BROWNSBURG, Ind.- New details are emerging as to what may have motivated 18-year-old Akram Musleh to allegedly try to join ISIS.
Musleh was arrested Tuesday by FBI agents as he tried to board a bus. What specifically motivated him to allegedly try to join ISIS may never be known, but experts say often when people try to join terrorist organizations, they are looking for a sense of community or purpose.
“If you’re part of a group and you’ve been marginalized finding a group that supports you, even if the behaviors are not what we’d want youth to be involved in, becomes a part of their developmental tasks,” said Dr. Anita Thomas, Dean of School of Psychological Sciences at University of Indianapolis.
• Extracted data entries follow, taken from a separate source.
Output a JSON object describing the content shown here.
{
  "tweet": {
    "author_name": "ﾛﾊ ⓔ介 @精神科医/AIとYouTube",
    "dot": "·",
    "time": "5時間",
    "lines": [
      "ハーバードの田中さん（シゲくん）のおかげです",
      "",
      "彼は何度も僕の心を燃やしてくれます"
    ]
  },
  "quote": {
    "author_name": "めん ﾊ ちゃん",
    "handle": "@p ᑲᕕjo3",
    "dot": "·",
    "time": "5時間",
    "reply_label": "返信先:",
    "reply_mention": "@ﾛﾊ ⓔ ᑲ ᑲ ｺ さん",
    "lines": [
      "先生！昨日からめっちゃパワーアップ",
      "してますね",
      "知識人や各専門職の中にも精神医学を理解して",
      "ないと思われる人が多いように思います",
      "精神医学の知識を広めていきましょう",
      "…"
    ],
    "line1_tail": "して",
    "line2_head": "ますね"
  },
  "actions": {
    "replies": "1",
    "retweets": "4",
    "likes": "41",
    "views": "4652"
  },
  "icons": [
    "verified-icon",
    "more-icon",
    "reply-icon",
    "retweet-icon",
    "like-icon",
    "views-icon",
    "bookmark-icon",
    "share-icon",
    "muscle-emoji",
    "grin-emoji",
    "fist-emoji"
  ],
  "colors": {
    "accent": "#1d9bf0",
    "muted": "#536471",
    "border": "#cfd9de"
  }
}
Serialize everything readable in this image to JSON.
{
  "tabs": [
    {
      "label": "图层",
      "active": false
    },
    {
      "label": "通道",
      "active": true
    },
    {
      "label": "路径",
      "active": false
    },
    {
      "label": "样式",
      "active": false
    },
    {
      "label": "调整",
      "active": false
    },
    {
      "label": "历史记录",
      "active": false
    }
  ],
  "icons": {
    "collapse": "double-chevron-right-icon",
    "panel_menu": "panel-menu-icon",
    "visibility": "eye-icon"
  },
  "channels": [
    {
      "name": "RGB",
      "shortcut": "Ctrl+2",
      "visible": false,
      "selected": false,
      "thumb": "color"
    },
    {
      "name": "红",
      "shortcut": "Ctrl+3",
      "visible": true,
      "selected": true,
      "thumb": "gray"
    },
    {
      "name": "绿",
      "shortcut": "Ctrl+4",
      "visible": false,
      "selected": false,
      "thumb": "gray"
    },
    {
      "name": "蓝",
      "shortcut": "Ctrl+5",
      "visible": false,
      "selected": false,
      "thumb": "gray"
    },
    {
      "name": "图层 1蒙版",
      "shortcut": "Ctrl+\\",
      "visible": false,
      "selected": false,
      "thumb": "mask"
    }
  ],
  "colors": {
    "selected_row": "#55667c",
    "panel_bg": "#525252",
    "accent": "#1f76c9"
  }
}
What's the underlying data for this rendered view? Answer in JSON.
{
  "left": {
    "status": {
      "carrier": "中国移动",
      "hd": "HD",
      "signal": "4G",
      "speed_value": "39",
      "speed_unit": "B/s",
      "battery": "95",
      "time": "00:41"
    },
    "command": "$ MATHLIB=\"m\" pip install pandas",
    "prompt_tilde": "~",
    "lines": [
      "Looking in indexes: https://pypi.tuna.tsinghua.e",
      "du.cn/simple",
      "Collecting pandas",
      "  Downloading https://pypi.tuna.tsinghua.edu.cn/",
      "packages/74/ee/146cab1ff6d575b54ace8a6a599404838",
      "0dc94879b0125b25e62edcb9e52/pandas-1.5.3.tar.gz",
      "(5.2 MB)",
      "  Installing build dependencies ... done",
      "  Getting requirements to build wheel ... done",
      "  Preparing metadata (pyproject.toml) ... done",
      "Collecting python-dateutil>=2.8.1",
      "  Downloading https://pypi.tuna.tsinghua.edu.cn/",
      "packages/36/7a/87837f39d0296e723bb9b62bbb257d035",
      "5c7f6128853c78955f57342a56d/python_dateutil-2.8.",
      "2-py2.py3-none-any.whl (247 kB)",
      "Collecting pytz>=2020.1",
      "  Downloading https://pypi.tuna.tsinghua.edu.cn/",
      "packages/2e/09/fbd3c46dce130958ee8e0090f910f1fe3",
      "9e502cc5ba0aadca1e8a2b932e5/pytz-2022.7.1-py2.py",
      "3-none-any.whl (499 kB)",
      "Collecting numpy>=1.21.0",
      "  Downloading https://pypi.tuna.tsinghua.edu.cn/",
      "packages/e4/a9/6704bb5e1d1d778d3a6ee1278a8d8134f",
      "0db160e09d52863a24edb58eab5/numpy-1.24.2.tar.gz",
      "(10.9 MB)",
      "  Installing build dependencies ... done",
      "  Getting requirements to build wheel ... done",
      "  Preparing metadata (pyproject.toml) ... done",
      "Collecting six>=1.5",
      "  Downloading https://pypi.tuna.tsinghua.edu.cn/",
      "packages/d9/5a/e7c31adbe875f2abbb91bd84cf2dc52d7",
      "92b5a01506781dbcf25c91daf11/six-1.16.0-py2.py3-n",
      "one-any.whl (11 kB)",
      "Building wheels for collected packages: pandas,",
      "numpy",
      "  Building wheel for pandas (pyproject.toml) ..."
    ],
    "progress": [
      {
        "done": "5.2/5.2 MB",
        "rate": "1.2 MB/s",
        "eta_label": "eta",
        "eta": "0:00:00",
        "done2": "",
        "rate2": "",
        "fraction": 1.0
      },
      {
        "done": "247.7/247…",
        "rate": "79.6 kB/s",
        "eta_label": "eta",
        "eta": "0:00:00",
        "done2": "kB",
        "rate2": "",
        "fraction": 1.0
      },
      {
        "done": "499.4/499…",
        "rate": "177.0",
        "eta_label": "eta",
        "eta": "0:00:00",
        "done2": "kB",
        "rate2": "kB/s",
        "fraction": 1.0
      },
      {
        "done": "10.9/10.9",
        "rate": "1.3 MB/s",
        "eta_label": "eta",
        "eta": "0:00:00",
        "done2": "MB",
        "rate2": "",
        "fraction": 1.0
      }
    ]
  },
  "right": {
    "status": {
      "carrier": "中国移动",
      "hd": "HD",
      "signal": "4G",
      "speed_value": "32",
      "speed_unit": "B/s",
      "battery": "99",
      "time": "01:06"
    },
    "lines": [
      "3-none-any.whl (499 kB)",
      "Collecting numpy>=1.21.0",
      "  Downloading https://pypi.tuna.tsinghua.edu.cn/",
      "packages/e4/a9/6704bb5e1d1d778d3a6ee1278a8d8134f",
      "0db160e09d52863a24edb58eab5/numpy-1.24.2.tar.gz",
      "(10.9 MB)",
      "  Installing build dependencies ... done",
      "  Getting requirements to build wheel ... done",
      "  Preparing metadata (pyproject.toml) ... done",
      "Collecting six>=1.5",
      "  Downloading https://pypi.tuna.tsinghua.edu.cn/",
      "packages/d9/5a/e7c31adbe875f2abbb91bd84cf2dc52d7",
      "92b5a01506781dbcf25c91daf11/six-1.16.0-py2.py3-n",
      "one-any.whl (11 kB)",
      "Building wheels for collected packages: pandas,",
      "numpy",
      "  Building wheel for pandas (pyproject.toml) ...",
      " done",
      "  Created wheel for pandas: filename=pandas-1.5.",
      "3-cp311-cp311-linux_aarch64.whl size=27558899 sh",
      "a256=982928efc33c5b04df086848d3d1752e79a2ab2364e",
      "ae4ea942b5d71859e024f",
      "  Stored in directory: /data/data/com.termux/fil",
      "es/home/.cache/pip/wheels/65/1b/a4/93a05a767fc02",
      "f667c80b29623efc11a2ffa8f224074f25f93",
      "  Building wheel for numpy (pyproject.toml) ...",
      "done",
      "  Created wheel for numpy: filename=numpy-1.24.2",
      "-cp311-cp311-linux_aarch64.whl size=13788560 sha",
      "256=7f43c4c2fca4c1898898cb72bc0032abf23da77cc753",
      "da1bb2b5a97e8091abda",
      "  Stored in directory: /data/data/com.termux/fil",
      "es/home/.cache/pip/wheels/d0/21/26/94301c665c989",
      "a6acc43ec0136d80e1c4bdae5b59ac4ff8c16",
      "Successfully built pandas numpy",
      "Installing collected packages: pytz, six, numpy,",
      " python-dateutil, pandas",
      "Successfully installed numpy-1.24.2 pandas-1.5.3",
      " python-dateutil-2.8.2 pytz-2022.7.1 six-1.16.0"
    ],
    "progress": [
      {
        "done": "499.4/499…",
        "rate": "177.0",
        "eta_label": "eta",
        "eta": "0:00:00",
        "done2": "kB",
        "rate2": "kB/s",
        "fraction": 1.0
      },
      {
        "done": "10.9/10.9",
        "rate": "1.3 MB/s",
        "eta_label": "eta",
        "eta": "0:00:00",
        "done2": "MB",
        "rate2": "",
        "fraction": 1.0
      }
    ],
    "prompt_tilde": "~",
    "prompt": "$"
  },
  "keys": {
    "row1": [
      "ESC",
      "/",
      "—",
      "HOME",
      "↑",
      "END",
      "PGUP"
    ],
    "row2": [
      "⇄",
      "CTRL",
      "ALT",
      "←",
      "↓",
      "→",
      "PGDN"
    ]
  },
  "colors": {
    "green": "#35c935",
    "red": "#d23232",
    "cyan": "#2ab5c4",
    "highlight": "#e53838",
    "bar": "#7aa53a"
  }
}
"I really do think it’s tied to identity issues," said Dr. Thomas, "particularly when you think about ethnic minorities, and individuals from Arab countries being raised here in the United States, there's not a lot of assimilation opportunities to join groups, and I think for youth that feel isolated or disconnected, feels tied to that push to join ISIS.”
The Islamic Society of North America says while the number of people who radicalize is extremely small, steps are taken to make sure Muslim youth don't head down the wrong path.
“They are counseled if they’re having issues with radicalization or depression or family issues or whatever the case may be," said Hazem Bata of the Islamic Society of North America, "we train them in leadership and civic service. We provide spiritual upliftment and give them a sense of purpose.”
Bata also says they focus on using summer camps and conferences to reach the young people of their religion.